2. The defense called Jeanette Pelletier who testifed that in telling her of the rape, the woman said the defendant had threatened her with a knife. This was received as a reported statement by the woman inconsistent with her testimony that the defendant had choked her (without mention of a knife). The defendant gave testimony -- here we elaborate somewhat on our summary statement above -- that he and the woman were much better acquainted before the episode in suit than the woman had allowed under questioning by the prosecution. He said he had dated her and taken her on
rides in his car several times. He recounted in detail a journey with the woman in September, 1982, to a restaurant, the Lodge, in Salem, New Hampshire, which wound up with consensual intercourse in his car parked on a boat ramp in Lawrence. All this of course was probative on the issue of consent.

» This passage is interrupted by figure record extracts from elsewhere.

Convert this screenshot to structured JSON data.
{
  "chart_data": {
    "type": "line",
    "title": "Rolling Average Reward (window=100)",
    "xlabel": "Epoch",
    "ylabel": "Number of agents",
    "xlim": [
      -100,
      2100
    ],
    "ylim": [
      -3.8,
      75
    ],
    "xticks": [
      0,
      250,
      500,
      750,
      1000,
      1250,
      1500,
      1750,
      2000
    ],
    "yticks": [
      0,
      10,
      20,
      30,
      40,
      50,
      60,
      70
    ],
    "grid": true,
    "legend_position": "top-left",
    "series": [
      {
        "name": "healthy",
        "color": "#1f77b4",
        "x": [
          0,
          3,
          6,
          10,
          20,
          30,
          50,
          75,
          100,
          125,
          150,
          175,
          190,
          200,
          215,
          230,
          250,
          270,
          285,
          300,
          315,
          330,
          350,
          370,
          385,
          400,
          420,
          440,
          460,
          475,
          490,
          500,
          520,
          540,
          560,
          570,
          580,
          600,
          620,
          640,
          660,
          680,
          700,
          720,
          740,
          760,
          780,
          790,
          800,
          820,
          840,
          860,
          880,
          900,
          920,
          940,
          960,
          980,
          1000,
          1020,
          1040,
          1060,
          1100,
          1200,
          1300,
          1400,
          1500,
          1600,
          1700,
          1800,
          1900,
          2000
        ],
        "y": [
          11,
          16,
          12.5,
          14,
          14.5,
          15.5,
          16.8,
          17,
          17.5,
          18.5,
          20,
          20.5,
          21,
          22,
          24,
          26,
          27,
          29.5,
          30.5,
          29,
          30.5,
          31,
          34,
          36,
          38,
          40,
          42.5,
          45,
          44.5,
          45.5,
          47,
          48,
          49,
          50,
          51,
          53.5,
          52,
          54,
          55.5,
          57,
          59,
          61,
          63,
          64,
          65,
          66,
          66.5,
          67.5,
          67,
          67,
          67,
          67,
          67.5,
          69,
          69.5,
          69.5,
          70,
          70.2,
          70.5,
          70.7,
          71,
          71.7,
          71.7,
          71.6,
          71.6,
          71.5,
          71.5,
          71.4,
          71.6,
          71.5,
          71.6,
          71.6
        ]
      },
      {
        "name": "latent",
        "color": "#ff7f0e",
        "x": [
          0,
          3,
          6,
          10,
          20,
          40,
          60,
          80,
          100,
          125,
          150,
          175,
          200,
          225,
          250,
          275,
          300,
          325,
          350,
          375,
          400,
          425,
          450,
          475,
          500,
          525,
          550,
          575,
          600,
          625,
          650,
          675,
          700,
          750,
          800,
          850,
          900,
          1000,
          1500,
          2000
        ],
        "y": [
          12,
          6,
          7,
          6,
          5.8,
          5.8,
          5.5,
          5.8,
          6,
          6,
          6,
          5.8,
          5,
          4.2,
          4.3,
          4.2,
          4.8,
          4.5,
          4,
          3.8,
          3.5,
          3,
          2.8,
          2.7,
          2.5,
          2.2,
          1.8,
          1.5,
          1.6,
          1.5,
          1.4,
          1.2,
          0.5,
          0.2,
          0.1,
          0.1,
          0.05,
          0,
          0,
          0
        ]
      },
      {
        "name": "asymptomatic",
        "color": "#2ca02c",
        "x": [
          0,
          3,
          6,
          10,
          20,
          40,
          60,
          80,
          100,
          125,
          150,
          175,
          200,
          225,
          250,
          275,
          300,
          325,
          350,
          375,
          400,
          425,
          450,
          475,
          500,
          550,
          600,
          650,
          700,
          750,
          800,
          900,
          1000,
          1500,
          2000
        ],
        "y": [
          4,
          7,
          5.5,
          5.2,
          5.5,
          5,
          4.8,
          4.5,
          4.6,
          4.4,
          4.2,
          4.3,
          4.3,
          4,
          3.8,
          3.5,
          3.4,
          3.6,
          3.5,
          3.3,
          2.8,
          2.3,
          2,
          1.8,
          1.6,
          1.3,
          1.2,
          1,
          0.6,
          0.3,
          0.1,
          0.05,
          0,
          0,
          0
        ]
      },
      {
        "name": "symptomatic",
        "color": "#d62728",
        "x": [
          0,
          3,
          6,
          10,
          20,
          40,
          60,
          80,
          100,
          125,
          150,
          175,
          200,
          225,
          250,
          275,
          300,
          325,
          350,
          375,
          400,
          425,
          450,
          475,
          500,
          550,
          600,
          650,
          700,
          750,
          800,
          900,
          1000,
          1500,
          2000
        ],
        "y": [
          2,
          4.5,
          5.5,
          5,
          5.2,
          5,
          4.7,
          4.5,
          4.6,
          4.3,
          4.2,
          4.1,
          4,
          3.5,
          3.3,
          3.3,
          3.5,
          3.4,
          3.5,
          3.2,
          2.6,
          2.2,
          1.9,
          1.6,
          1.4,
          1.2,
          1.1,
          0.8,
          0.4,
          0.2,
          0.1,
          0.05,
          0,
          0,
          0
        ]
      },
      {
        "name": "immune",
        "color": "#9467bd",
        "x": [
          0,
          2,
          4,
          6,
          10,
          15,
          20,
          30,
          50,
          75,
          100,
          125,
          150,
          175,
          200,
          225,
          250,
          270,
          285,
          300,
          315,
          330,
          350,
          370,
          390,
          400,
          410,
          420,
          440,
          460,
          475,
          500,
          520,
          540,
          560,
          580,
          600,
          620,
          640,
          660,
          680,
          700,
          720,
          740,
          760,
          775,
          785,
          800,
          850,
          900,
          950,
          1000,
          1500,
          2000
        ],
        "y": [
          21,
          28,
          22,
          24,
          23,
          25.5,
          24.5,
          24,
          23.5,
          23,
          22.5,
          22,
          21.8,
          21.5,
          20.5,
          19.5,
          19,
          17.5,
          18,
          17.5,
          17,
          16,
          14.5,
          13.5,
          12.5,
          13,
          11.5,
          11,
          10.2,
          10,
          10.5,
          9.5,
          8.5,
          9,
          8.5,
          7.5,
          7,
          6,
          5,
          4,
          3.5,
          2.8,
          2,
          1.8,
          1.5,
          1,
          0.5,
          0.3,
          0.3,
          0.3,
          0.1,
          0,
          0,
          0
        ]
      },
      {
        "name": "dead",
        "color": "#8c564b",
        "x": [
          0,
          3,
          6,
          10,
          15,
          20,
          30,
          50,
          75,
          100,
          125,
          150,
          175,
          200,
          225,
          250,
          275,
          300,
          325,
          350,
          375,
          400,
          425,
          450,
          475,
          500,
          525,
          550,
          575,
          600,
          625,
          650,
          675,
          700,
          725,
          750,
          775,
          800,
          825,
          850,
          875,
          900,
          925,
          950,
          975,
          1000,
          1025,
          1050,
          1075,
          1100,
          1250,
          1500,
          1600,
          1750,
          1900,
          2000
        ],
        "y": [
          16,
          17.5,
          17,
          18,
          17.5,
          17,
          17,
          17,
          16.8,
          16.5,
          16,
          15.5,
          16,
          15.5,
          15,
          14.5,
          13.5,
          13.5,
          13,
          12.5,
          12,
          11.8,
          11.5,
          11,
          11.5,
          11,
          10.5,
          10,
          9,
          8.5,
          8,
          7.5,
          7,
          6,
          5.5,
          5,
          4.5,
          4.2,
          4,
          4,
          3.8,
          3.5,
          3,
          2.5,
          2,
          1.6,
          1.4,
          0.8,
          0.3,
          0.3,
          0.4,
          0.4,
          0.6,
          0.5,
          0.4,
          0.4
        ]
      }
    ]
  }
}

At the close of the defendant's case, the prosecutor indicated that he wished to recall the woman. Defense counsel quite properly asked what this rebuttal would cover, and was told that it would consist of the woman's denials of the testimony just described of Pelletier and the defendant. Over the defendant's objection that this would be simply repetitive of the woman's prior testimony, and was calculated to create unfair sympathy in her favor, the judge allowed the rebuttal. It consisted of four pages of testimony by the woman in which she said she did not recall what she had said to Pelletier, and denied the defendant's story about the dating and more particularly his story about the Lodge and sequelae. The judge was not mistaken. Rebuttal introducing a new subject (especially when the opposing party may be caught unprepared to meet it) is open to objection. Rebuttal is legitimate when it responds to the opponent's case; in this circumstance, at any rate, the judge, as the controller of the trial, has a nearly unreversible discretion to allow it. See Liacos, Massachusetts Evidence 64 (5th ed. 1981). In the present case there was perhaps more to be said for allowing the testimony denying the circumstantial account by the defendant, than for permitting it in respect to Pelletier; but we do not doubt that the judge acted within a reasonable discretion in receiving both.
[Note 1] The woman's jeans and pantyhose (received as exhibits) were bloodied. However, the defendant testified that the woman had shed both garments before intercourse.